Ok. Ma quanti font ha prodotto Gutenberg nel corso della sua carriera?

Beh, questo è già un po’ più complicato da stabilire. Diciamo che la carriera conosciuta di Gutenberg è stata molto breve, visto che prima ancora di completare la stampa della Bibbia la società venne sciolta e si finì davanti al giudice per questioni economiche. Gutenberg forse continuò la sua attività altrove, ma non ci restano reperti su cui basarci.

Prima di stampare la Bibbia, Gutenberg aveva stampato opuscoli e libri scolastici.

Il primo font della storia viene chiamato dagli studiosi Donatus Kalender perché venne usato appunto per la grammatica latina di Elius Donatus e per un’appello a organizzare una crociata scritto in forma di calendario, con esortazioni ai vari principi che dovevano mobilitarsi mese per mese.

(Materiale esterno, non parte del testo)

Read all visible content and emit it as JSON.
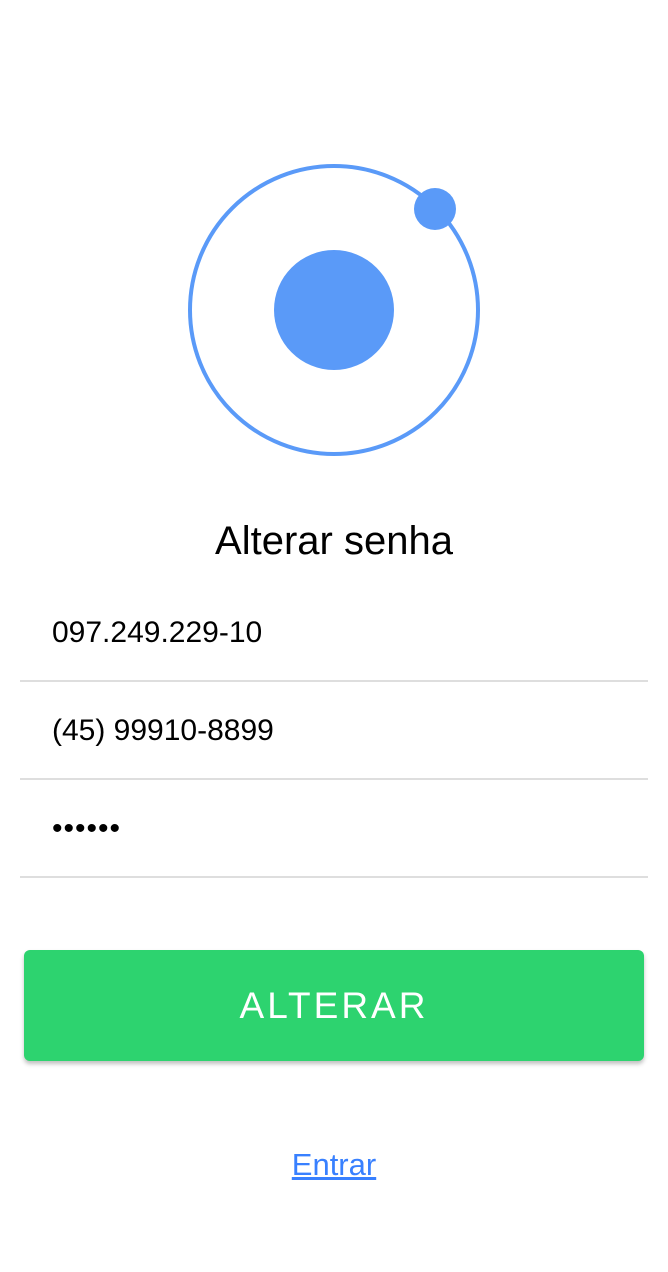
{
  "logo": {
    "icon": "ionic-logo-icon",
    "color": "#5a9af8"
  },
  "title": "Alterar senha",
  "form": {
    "cpf_value": "097.249.229-10",
    "phone_value": "(45) 99910-8899",
    "password_value": "••••••"
  },
  "submit_button": {
    "label": "ALTERAR",
    "color": "#2dd36f"
  },
  "login_link": {
    "label": "Entrar",
    "color": "#3880ff"
  }
}
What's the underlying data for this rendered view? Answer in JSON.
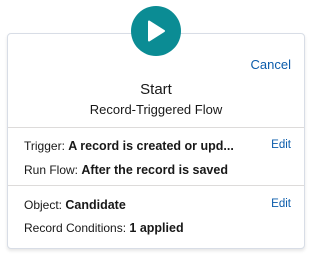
{
  "start_icon": "play-icon",
  "colors": {
    "accent": "#0b8c94",
    "link": "#0b5cab",
    "border": "#d8dde6"
  },
  "header": {
    "cancel_label": "Cancel",
    "title": "Start",
    "subtitle": "Record-Triggered Flow"
  },
  "trigger_section": {
    "edit_label": "Edit",
    "trigger_label": "Trigger:",
    "trigger_value": "A record is created or upd...",
    "run_flow_label": "Run Flow:",
    "run_flow_value": "After the record is saved"
  },
  "object_section": {
    "edit_label": "Edit",
    "object_label": "Object:",
    "object_value": "Candidate",
    "conditions_label": "Record Conditions:",
    "conditions_value": "1 applied"
  }
}
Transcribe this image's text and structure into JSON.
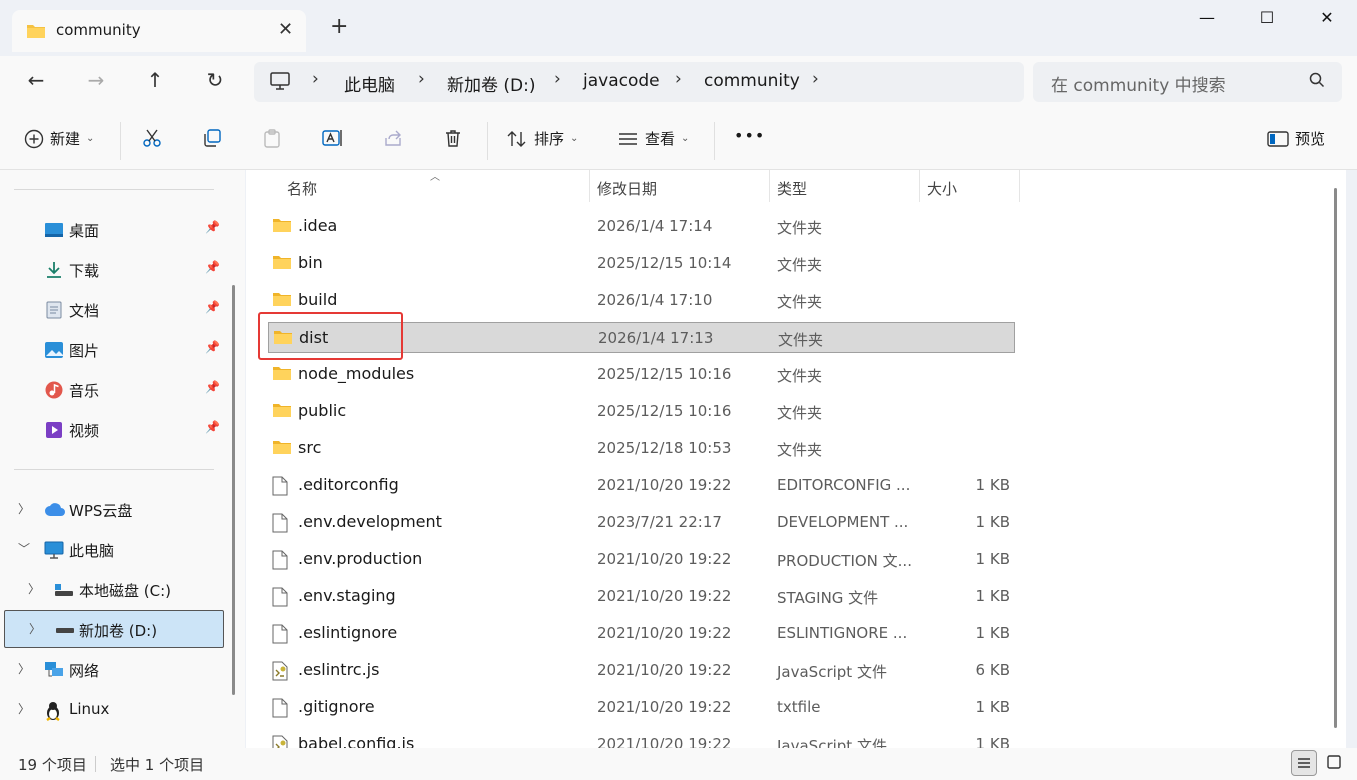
{
  "window": {
    "tab_title": "community",
    "new_tab": "+",
    "minimize": "—",
    "maximize": "☐",
    "close": "✕",
    "tab_close": "✕"
  },
  "nav": {
    "back": "←",
    "forward": "→",
    "up": "↑",
    "refresh": "↻",
    "breadcrumb": [
      "此电脑",
      "新加卷 (D:)",
      "javacode",
      "community"
    ],
    "search_placeholder": "在 community 中搜索"
  },
  "toolbar": {
    "new_label": "新建",
    "sort_label": "排序",
    "view_label": "查看",
    "more_label": "•••",
    "preview_label": "预览"
  },
  "sidebar": {
    "quick_access": [
      {
        "label": "桌面",
        "icon": "desktop-icon"
      },
      {
        "label": "下载",
        "icon": "download-icon"
      },
      {
        "label": "文档",
        "icon": "document-icon"
      },
      {
        "label": "图片",
        "icon": "pictures-icon"
      },
      {
        "label": "音乐",
        "icon": "music-icon"
      },
      {
        "label": "视频",
        "icon": "video-icon"
      }
    ],
    "tree": [
      {
        "label": "WPS云盘",
        "icon": "cloud-icon"
      },
      {
        "label": "此电脑",
        "icon": "computer-icon"
      },
      {
        "label": "本地磁盘 (C:)",
        "icon": "drive-icon"
      },
      {
        "label": "新加卷 (D:)",
        "icon": "drive-icon"
      },
      {
        "label": "网络",
        "icon": "network-icon"
      },
      {
        "label": "Linux",
        "icon": "linux-icon"
      }
    ]
  },
  "columns": {
    "name": "名称",
    "date": "修改日期",
    "type": "类型",
    "size": "大小"
  },
  "files": [
    {
      "name": ".idea",
      "date": "2026/1/4 17:14",
      "type": "文件夹",
      "size": "",
      "kind": "folder"
    },
    {
      "name": "bin",
      "date": "2025/12/15 10:14",
      "type": "文件夹",
      "size": "",
      "kind": "folder"
    },
    {
      "name": "build",
      "date": "2026/1/4 17:10",
      "type": "文件夹",
      "size": "",
      "kind": "folder"
    },
    {
      "name": "dist",
      "date": "2026/1/4 17:13",
      "type": "文件夹",
      "size": "",
      "kind": "folder"
    },
    {
      "name": "node_modules",
      "date": "2025/12/15 10:16",
      "type": "文件夹",
      "size": "",
      "kind": "folder"
    },
    {
      "name": "public",
      "date": "2025/12/15 10:16",
      "type": "文件夹",
      "size": "",
      "kind": "folder"
    },
    {
      "name": "src",
      "date": "2025/12/18 10:53",
      "type": "文件夹",
      "size": "",
      "kind": "folder"
    },
    {
      "name": ".editorconfig",
      "date": "2021/10/20 19:22",
      "type": "EDITORCONFIG ...",
      "size": "1 KB",
      "kind": "file"
    },
    {
      "name": ".env.development",
      "date": "2023/7/21 22:17",
      "type": "DEVELOPMENT ...",
      "size": "1 KB",
      "kind": "file"
    },
    {
      "name": ".env.production",
      "date": "2021/10/20 19:22",
      "type": "PRODUCTION 文...",
      "size": "1 KB",
      "kind": "file"
    },
    {
      "name": ".env.staging",
      "date": "2021/10/20 19:22",
      "type": "STAGING 文件",
      "size": "1 KB",
      "kind": "file"
    },
    {
      "name": ".eslintignore",
      "date": "2021/10/20 19:22",
      "type": "ESLINTIGNORE ...",
      "size": "1 KB",
      "kind": "file"
    },
    {
      "name": ".eslintrc.js",
      "date": "2021/10/20 19:22",
      "type": "JavaScript 文件",
      "size": "6 KB",
      "kind": "js"
    },
    {
      "name": ".gitignore",
      "date": "2021/10/20 19:22",
      "type": "txtfile",
      "size": "1 KB",
      "kind": "file"
    },
    {
      "name": "babel.config.js",
      "date": "2021/10/20 19:22",
      "type": "JavaScript 文件",
      "size": "1 KB",
      "kind": "js"
    }
  ],
  "selected_file": "dist",
  "status": {
    "count": "19 个项目",
    "selected": "选中 1 个项目"
  },
  "colors": {
    "accent": "#0067c0",
    "folder": "#f5c242",
    "highlight_box": "#e53935",
    "selection": "#d9d9d9"
  }
}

Era lo stesso stile di quello usato per la Bibbia, ma la forma di alcune lettere era leggermente diversa.

Al massimo potrebbe esistere una terza variante, ma non so dove e quando sia stata usata o individuata.

Fatto sta che i libri di Gutenberg sono stampati usando un font ciascuno, e basta. Solo alcuni anni dopo venne pubblicato un libro impaginato usando due font diversi. Tra l’uno e l’altro non cambiava lo stile, ma solo la dimensione: c’era un testo da commentare stampato più in grande mentre il commento al testo era stampato più in piccolo.

Ma quello della tipografia era un mondo completamente diverso rispetto a quello a cui siamo abituati. Erano diverse le tecnologie, ma anche i concetti di base e l’atteggiamento con cui si affrontava il lavoro.